Mario Breglia, presidente di Scenari immobiliari, spiega: “Le famiglie possono acquistare più facilmente, l’andamento dei tassi è meno preoccupante e soprattutto sono stati fugiati i timori di un inasprimento fiscale sulla prima casa. Ci sono ancora due problemi. Il primo è che l’offerta è inadeguata.

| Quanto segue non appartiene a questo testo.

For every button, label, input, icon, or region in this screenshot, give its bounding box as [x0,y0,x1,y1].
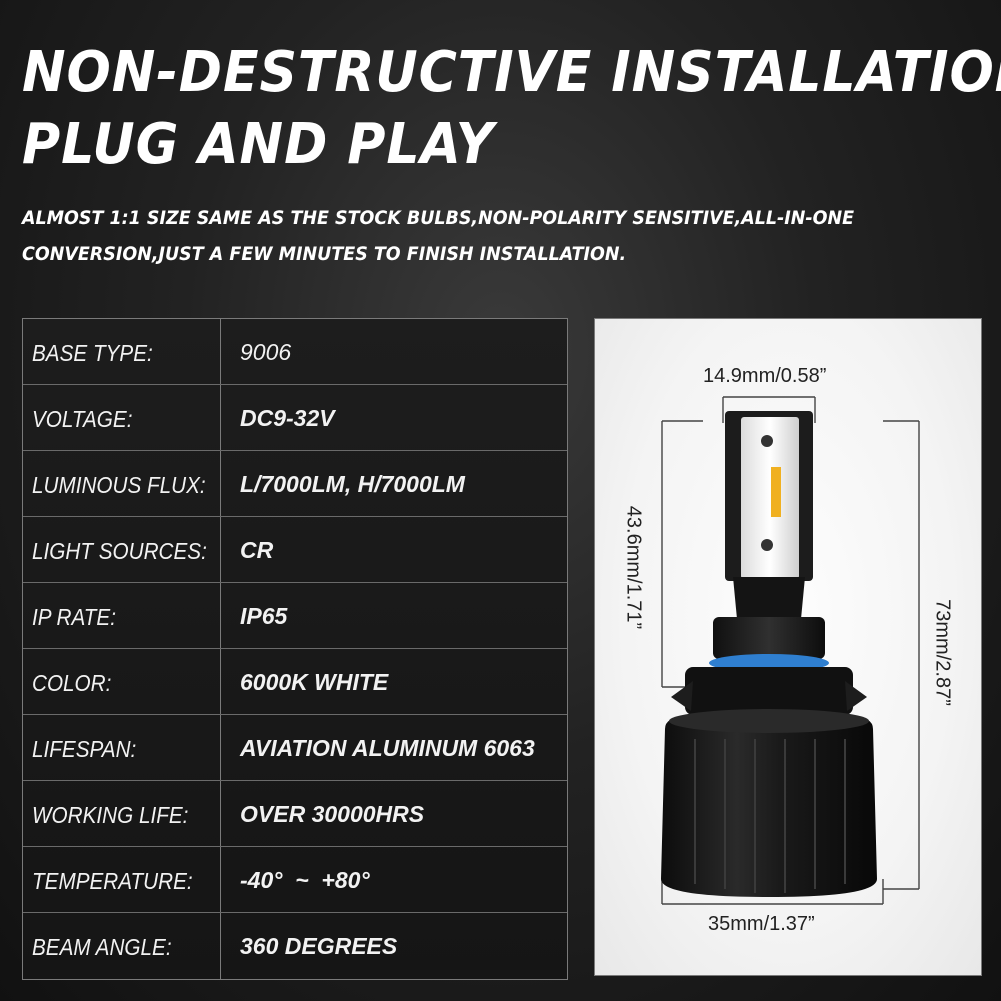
spec-row-luminous-flux: LUMINOUS FLUX: L/7000LM, H/7000LM [23,451,567,517]
spec-label: LUMINOUS FLUX: [32,472,206,498]
spec-label: LIGHT SOURCES: [32,538,207,564]
dimension-total-length: 73mm/2.87” [931,599,954,706]
spec-value: 360 DEGREES [240,933,398,959]
spec-table: BASE TYPE: 9006 VOLTAGE: DC9-32V LUMINOU… [22,318,568,980]
spec-row-color: COLOR: 6000K WHITE [23,649,567,715]
spec-divider [220,517,221,582]
spec-divider [220,451,221,516]
spec-label: COLOR: [32,670,112,696]
spec-row-ip-rate: IP RATE: IP65 [23,583,567,649]
spec-value: DC9-32V [240,405,335,431]
spec-value: L/7000LM, H/7000LM [240,471,465,497]
subtitle-line-1: ALMOST 1:1 SIZE SAME AS THE STOCK BULBS,… [22,207,855,229]
subtitle-line-2: CONVERSION,JUST A FEW MINUTES TO FINISH … [22,243,627,265]
spec-row-voltage: VOLTAGE: DC9-32V [23,385,567,451]
spec-value: OVER 30000HRS [240,801,425,827]
spec-label: BEAM ANGLE: [32,934,172,960]
dimension-lines [661,396,920,905]
spec-label: TEMPERATURE: [32,868,193,894]
spec-label: LIFESPAN: [32,736,137,762]
spec-label: IP RATE: [32,604,116,630]
heat-sink-fins [694,739,846,893]
led-headlight-bulb-icon [661,396,920,905]
spec-row-light-sources: LIGHT SOURCES: CR [23,517,567,583]
spec-divider [220,913,221,979]
spec-divider [220,781,221,846]
spec-divider [220,583,221,648]
spec-value: -40° ~ +80° [240,867,370,893]
spec-value: IP65 [240,603,288,629]
dimension-chip-height: 43.6mm/1.71” [622,505,645,630]
headline-line-2: PLUG AND PLAY [22,112,495,177]
led-chip-board [725,411,813,581]
spec-row-lifespan: LIFESPAN: AVIATION ALUMINUM 6063 [23,715,567,781]
spec-label: VOLTAGE: [32,406,133,432]
dimension-panel: 14.9mm/0.58” 43.6mm/1.71” 73mm/2.87” 35m… [594,318,982,976]
spec-value: AVIATION ALUMINUM 6063 [240,735,535,761]
dimension-bottom-width: 35mm/1.37” [708,913,815,935]
spec-divider [220,847,221,912]
spec-row-working-life: WORKING LIFE: OVER 30000HRS [23,781,567,847]
spec-value: 9006 [240,339,292,365]
spec-row-temperature: TEMPERATURE: -40° ~ +80° [23,847,567,913]
spec-divider [220,715,221,780]
spec-divider [220,319,221,384]
dimension-top-width: 14.9mm/0.58” [703,365,827,387]
spec-value: 6000K WHITE [240,669,389,695]
spec-label: BASE TYPE: [32,340,153,366]
spec-label: WORKING LIFE: [32,802,189,828]
spec-row-beam-angle: BEAM ANGLE: 360 DEGREES [23,913,567,979]
headline-line-1: NON-DESTRUCTIVE INSTALLATION [22,40,1001,105]
spec-row-base-type: BASE TYPE: 9006 [23,319,567,385]
spec-divider [220,385,221,450]
spec-value: CR [240,537,274,563]
spec-divider [220,649,221,714]
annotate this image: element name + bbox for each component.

Vale per chi ricerca casa come per l’investitore istituzionale. Il secondo è la difficoltà di accesso al credito che però dovrà risolversi”.

Dall’analisi di Luca Dondi, responsabile di Nomisma, emerge anche che i mutui sono un nodo cruciale del mercato: “Oggi il 60% degli acquisti è fatta per contanti. Le sofferenze stanno aumentando, e continuano a bloccare il mercato: gli istituti otterranno come risultato di far scendere ancora i valori dei beni che hanno in garanzia amplificando le perdite.”

Fra i suggerimenti per riuscire di vendere un immobile, c’è la valutazione della casa da parte di professionisti, avviare piccole ristrutturazioni se necessario, infine avere un’idea di massima sul mutuo che il compratore dovrà affrontare può essere un plus nella contrattazione. Bisogna essere comunque preparati a lunghe attese, secondo le stime di Corriere Economia, servono oggi almeno 8,6 mesi prima di vendere casa, rispetto ai 6,7 mesi del 2009.